Ectopic expression of PTPROt sensitizes HCC cells to Doxorubicin treatment. A: Growth of vector-transfected and PTPROt expressing HepG2 cells seeded in a 96-well plate was followed by MTT assay over a period of 72 h. B: Vector-transfected or PTPROt expressing HepG2 cells were treated with 2.5 µM Doxorubicin for 72 h and cell survival was measured by MTT assay.
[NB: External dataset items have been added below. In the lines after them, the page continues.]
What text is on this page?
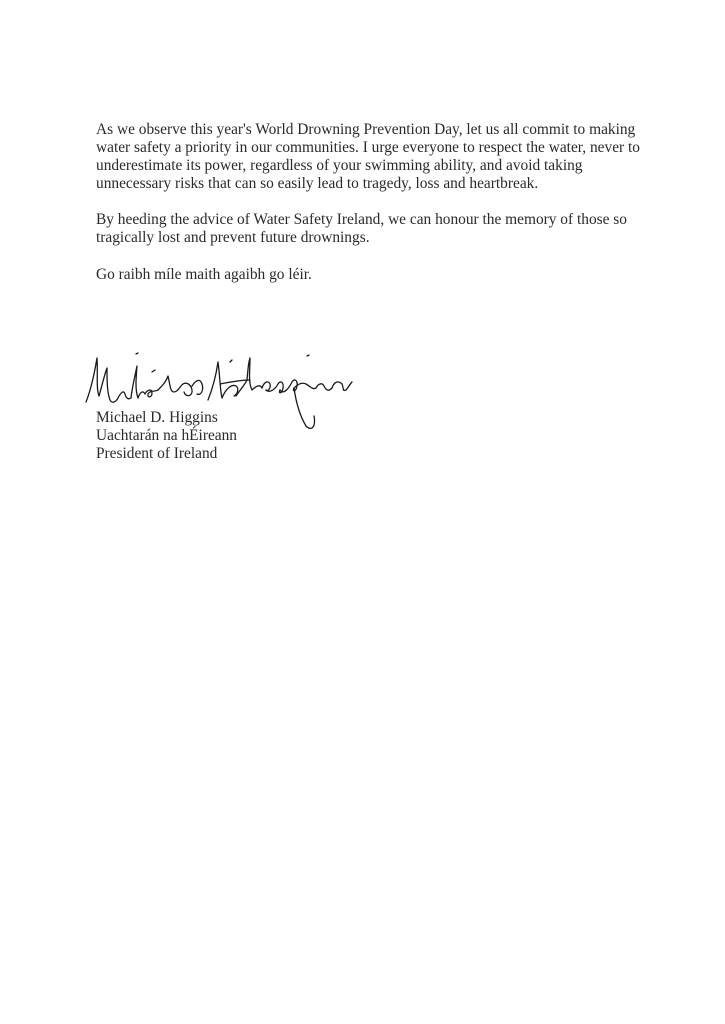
As we observe this year's World Drowning Prevention Day, let us all commit to making water safety a priority in our communities. I urge everyone to respect the water, never to underestimate its power, regardless of your swimming ability, and avoid taking unnecessary risks that can so easily lead to tragedy, loss and heartbreak.

By heeding the advice of Water Safety Ireland, we can honour the memory of those so tragically lost and prevent future drownings.

Go raibh míle maith agaibh go léir.

Michael D. Higgins
Uachtarán na hÉireann
President of Ireland
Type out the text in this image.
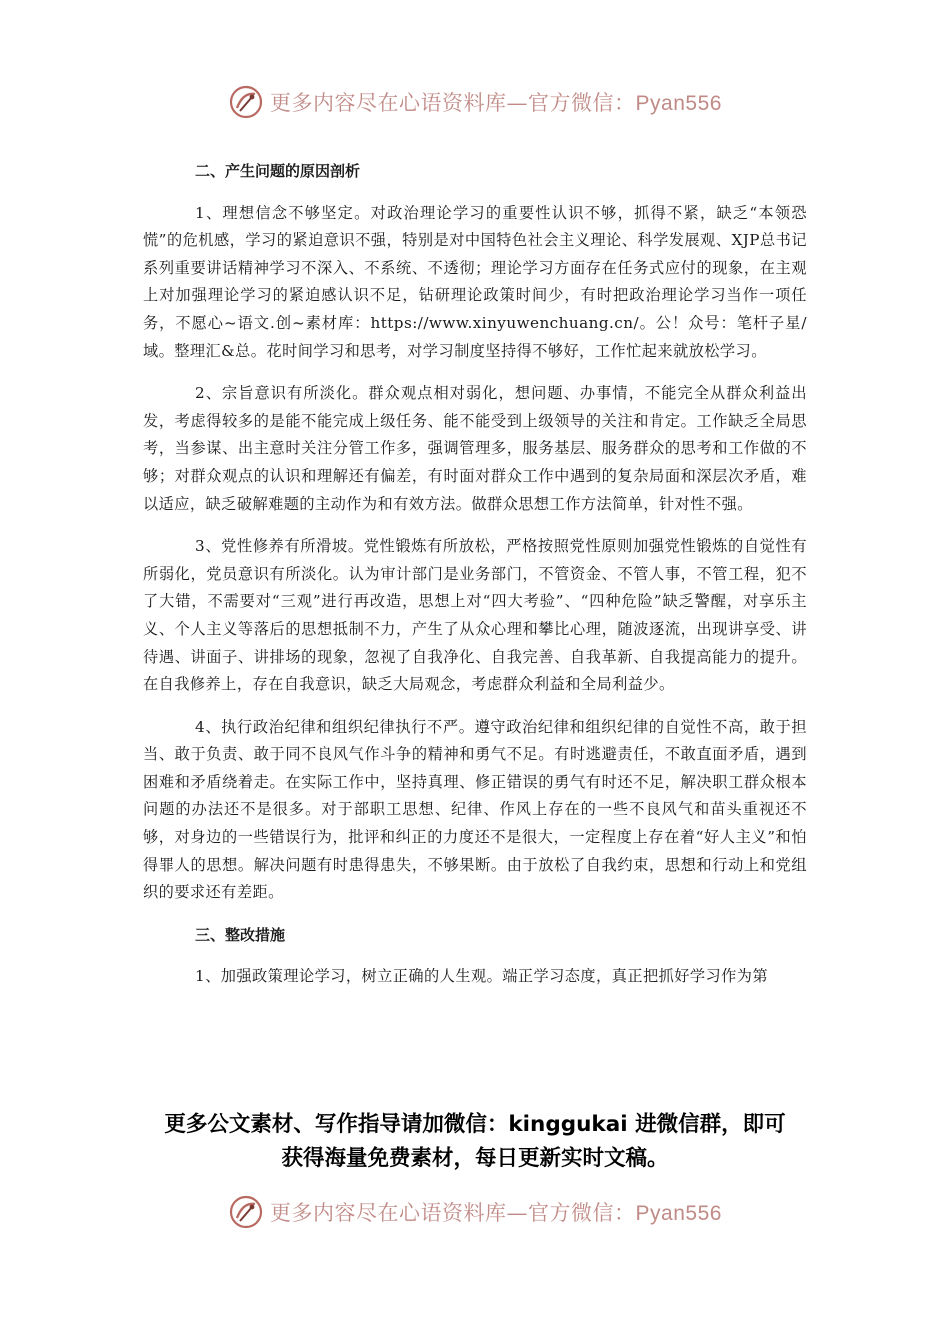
更多内容尽在心语资料库—官方微信：Pyan556

二、产生问题的原因剖析

1、理想信念不够坚定。对政治理论学习的重要性认识不够，抓得不紧，缺乏“本领恐慌”的危机感，学习的紧迫意识不强，特别是对中国特色社会主义理论、科学发展观、XJP总书记系列重要讲话精神学习不深入、不系统、不透彻；理论学习方面存在任务式应付的现象，在主观上对加强理论学习的紧迫感认识不足，钻研理论政策时间少，有时把政治理论学习当作一项任务，不愿心~语文.创~素材库：https://www.xinyuwenchuang.cn/。公！众号：笔杆子星/域。整理汇&总。花时间学习和思考，对学习制度坚持得不够好，工作忙起来就放松学习。

2、宗旨意识有所淡化。群众观点相对弱化，想问题、办事情，不能完全从群众利益出发，考虑得较多的是能不能完成上级任务、能不能受到上级领导的关注和肯定。工作缺乏全局思考，当参谋、出主意时关注分管工作多，强调管理多，服务基层、服务群众的思考和工作做的不够；对群众观点的认识和理解还有偏差，有时面对群众工作中遇到的复杂局面和深层次矛盾，难以适应，缺乏破解难题的主动作为和有效方法。做群众思想工作方法简单，针对性不强。

3、党性修养有所滑坡。党性锻炼有所放松，严格按照党性原则加强党性锻炼的自觉性有所弱化，党员意识有所淡化。认为审计部门是业务部门，不管资金、不管人事，不管工程，犯不了大错，不需要对“三观”进行再改造，思想上对“四大考验”、“四种危险”缺乏警醒，对享乐主义、个人主义等落后的思想抵制不力，产生了从众心理和攀比心理，随波逐流，出现讲享受、讲待遇、讲面子、讲排场的现象，忽视了自我净化、自我完善、自我革新、自我提高能力的提升。在自我修养上，存在自我意识，缺乏大局观念，考虑群众利益和全局利益少。

4、执行政治纪律和组织纪律执行不严。遵守政治纪律和组织纪律的自觉性不高，敢于担当、敢于负责、敢于同不良风气作斗争的精神和勇气不足。有时逃避责任，不敢直面矛盾，遇到困难和矛盾绕着走。在实际工作中，坚持真理、修正错误的勇气有时还不足，解决职工群众根本问题的办法还不是很多。对于部职工思想、纪律、作风上存在的一些不良风气和苗头重视还不够，对身边的一些错误行为，批评和纠正的力度还不是很大，一定程度上存在着“好人主义”和怕得罪人的思想。解决问题有时患得患失，不够果断。由于放松了自我约束，思想和行动上和党组织的要求还有差距。

三、整改措施

1、加强政策理论学习，树立正确的人生观。端正学习态度，真正把抓好学习作为第

更多公文素材、写作指导请加微信：kinggukai 进微信群，即可
获得海量免费素材，每日更新实时文稿。
更多内容尽在心语资料库—官方微信：Pyan556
Survival of untreated cells was taken as 1. C: Phosphotyrosine-containing proteins were immunoprecipitated from cell lysates of pervanadate-treated HepG2 cells (vector control and PTPROt stable transfectants) or, D, PTPRO-FL expressing H293T cells using anti-phosphotyrosine antibody 4G10 + Y20 followed by pull down with protein G agarose beads. The bound proteins were then analyzed by immunoblotting with antibodies as indicated in the figure. P-value: * P <0.05; ** P <0.01.

Fig. 5

PTPRO targets Y805 of VCP. HA-tagged VCP (WT and mutants) were transfected into H293T cells and the cells were treated with 100 µM pervanadate to enhance tyrosine phosphorylation. Equal amount of cell extracts were incubated with bacterially expressed and purified 6X-His-PTPROt-CS/DA. Extracts (E) and proteins bound to PTPROt-CS/DA (I) were separated on SDS–PAGE and immunoblotted with anti-HA (for VCP) and anti-His (for PTPROt).